Epidemiologic Traps Excercise

Epidemiologic Traps Excercise

Epidemiologic Traps Exercise

For each scenario below,

a.Assign the error or bias most fitting (confounding error, ecological fallacy, effect modification error, recall bias, selection bias.

b.Provide a thorough rationale for your assignment.

c.Provide a remedy to avoid the error or bias.

1.A team of visiting polio eradication workers were informed during their orientation session that population-wide studies done in their host country showed that the risk of polio in villages of that country was strongly epidemiologically associated with the village’s economic/human development circumstances, which ranged greatly from village to village.In some villages, residents lived in hand-constructed huts with no running water, no latrines or sewage disposal areas, and no electricity.In other places, residents lived in wooden or adobe homes which, though modest by Western standards, had all of the above services in place and whose street side craft shops and food markets did a brisk business, catering both to locals and visitors.

Knowing this information, the team went into several villages and attempted to assign a “human development rating” to each family.This was based on that family’s income situation, access to running water, access to elementary school for their children, and the condition of the home. To their surprise, they found that families in all the villages had no difference in polio risk based on the family’s human development rating.

Answer

a.Error:

b.Rationale:

c.Remedy:

2.A group of athletic trainers found that injuries sustained by basketball players wearing white uniforms led to significantly faster recovery times than similar injuries sustained by players wearing uniforms of any other color.It did not make sense in terms of cause and effect, and yet the data were rechecked, found to be correct, and the relationship persisted when analyzed at several Universities over a period of several years.

Answer

a.Error:

b.Rationale:

c.Remedy:

3.A researcher wanted to know whether people in the U.S. who had had many dental X-rays were better informed about the risks of radiation from those X-rays than people who had had few or none.Ads were placed in community newspapers, on line at information tech websites, and in a selection of dental offices nationwide for volunteers to log in and complete a survey asking those questions. To her surprise, the researcher found that in her sample, there was no association between the number of X-rays a subject had had, and that subject’s knowledge level about radiation exposure.The researcher reviewed her findings with her faculty advisor, who agreed with her that her results were likely to be inaccurate.

Answer

a.Error:

b.Rationale:

c.Remedy:

4.200 women who were survivors of breast cancer, and 200 women from the community with no history of cancer, matched for age and parity, were surveyed about a variety of prior exposures that could have a relationship to the development of breast cancer.Several items, including family history in third degree relatives, and history of exposure to specific types of pain relievers during the teen years, came up with significant odds ratios by chi-square test. The researchers analyzed the data in several different subgroups, always with the same result.Encouraged by their findings, they submitted their manuscript to a peer-reviewed journal, which promptly rejected it.

Answer

a.Error:

b.Rationale:

c.Remedy:

5.A new, popular energy drink was tested in a population of college students in the northeastern USA from November through April.The promoters were encouraged because, at least if consumption could be held to reasonable levels and students could be convinced to space out the consumption throughout the week and to stay on a reasonably balanced diet, there seemed to be no harmful side effects from the drink.

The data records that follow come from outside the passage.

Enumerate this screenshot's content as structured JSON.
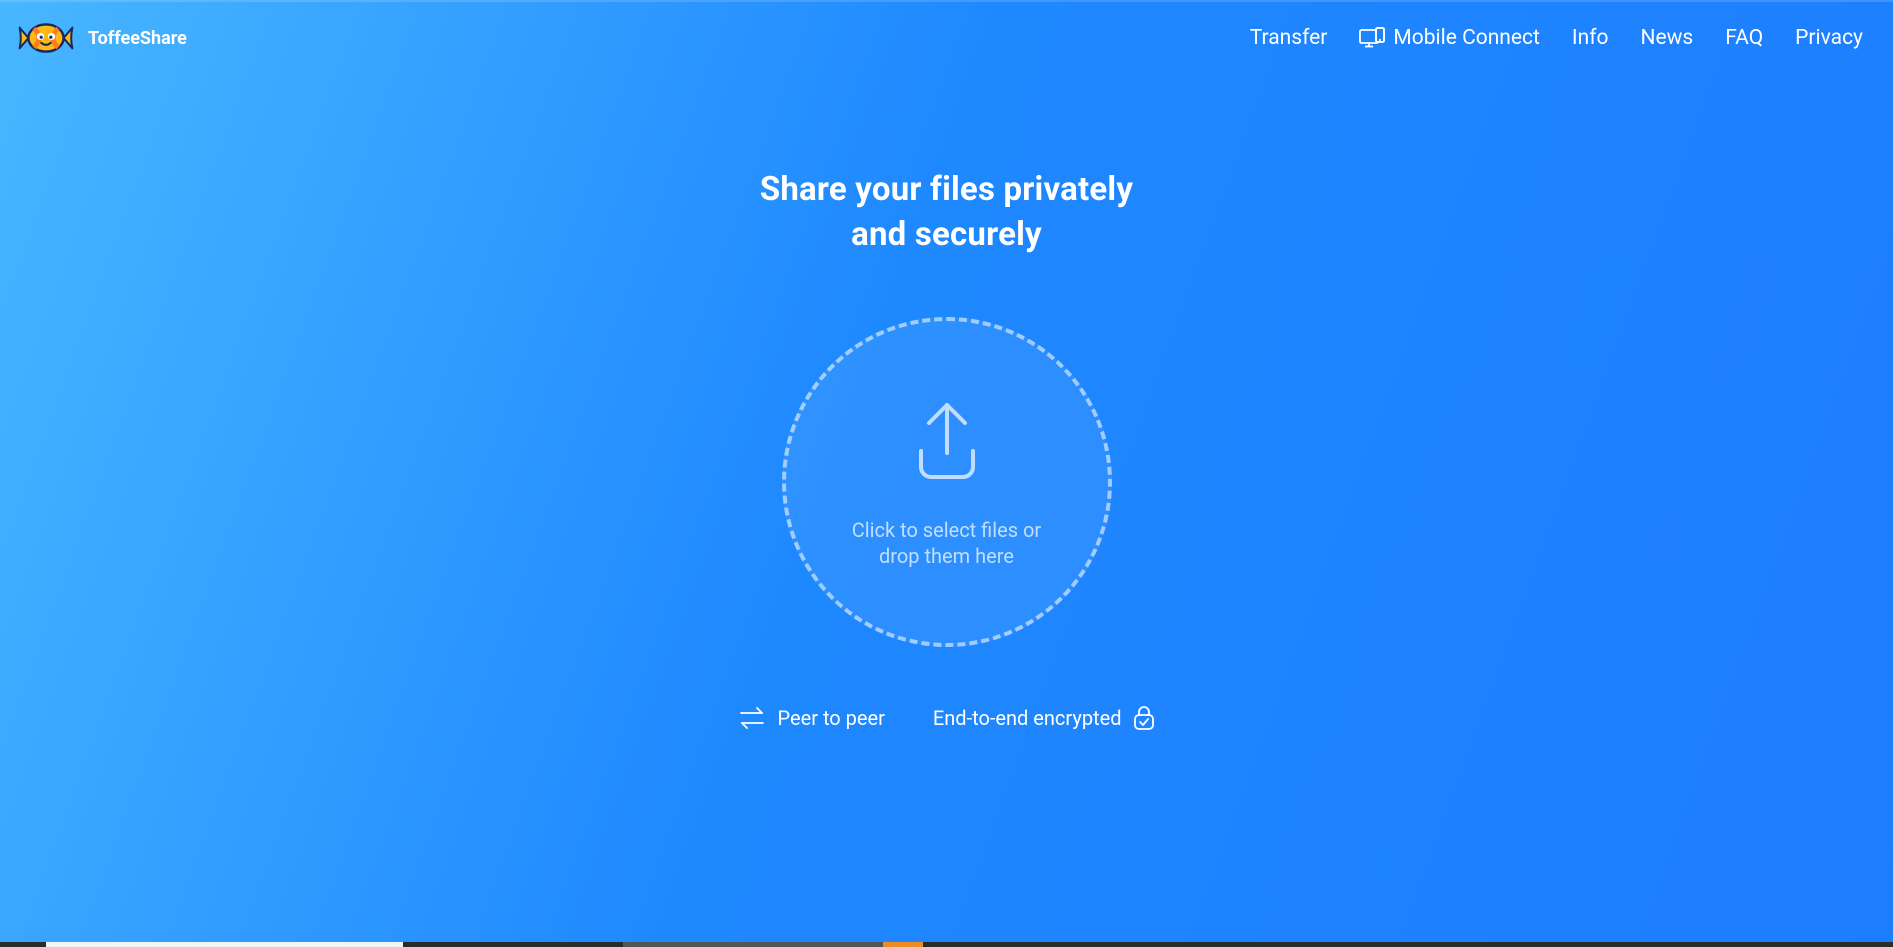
{
  "brand": {
    "name": "ToffeeShare"
  },
  "nav": {
    "transfer": "Transfer",
    "mobile_connect": "Mobile Connect",
    "info": "Info",
    "news": "News",
    "faq": "FAQ",
    "privacy": "Privacy"
  },
  "hero": {
    "line1": "Share your files privately",
    "line2": "and securely"
  },
  "dropzone": {
    "text": "Click to select files or drop them here"
  },
  "features": {
    "peer_to_peer": "Peer to peer",
    "e2e": "End-to-end encrypted"
  },
  "colors": {
    "candy_body": "#ffb816",
    "candy_stripe": "#ff7a1a",
    "candy_outline": "#17285e"
  }
}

Eager to cash in on the benefits, a competing company tested its drink, made from almost exactly the same formula, in college students in the southwestern USA for five months beginning in May. They made sure that the diet and consumption patterns were the same as in the other group.Unexpectedly, they found that a high percentage of this group of students, both young men and young women, developed a blotchy appearance to the skin of their faces and arms after drinking the energy drink, which persisted throughout the day of consumption and into the next.If they stopped drinking the drink, the blotches quickly cleared up.

Answer

Points

a.Error:

b.Rationale:

c.Remedy:

Resources

Textbook: Katz, D., Elmore, J., Wild, D., Lucan, S. (2013). Jekel’s epidemiology, biostatistics, preventive medicine, and public health (4th ed). New York, NY: Elsevier.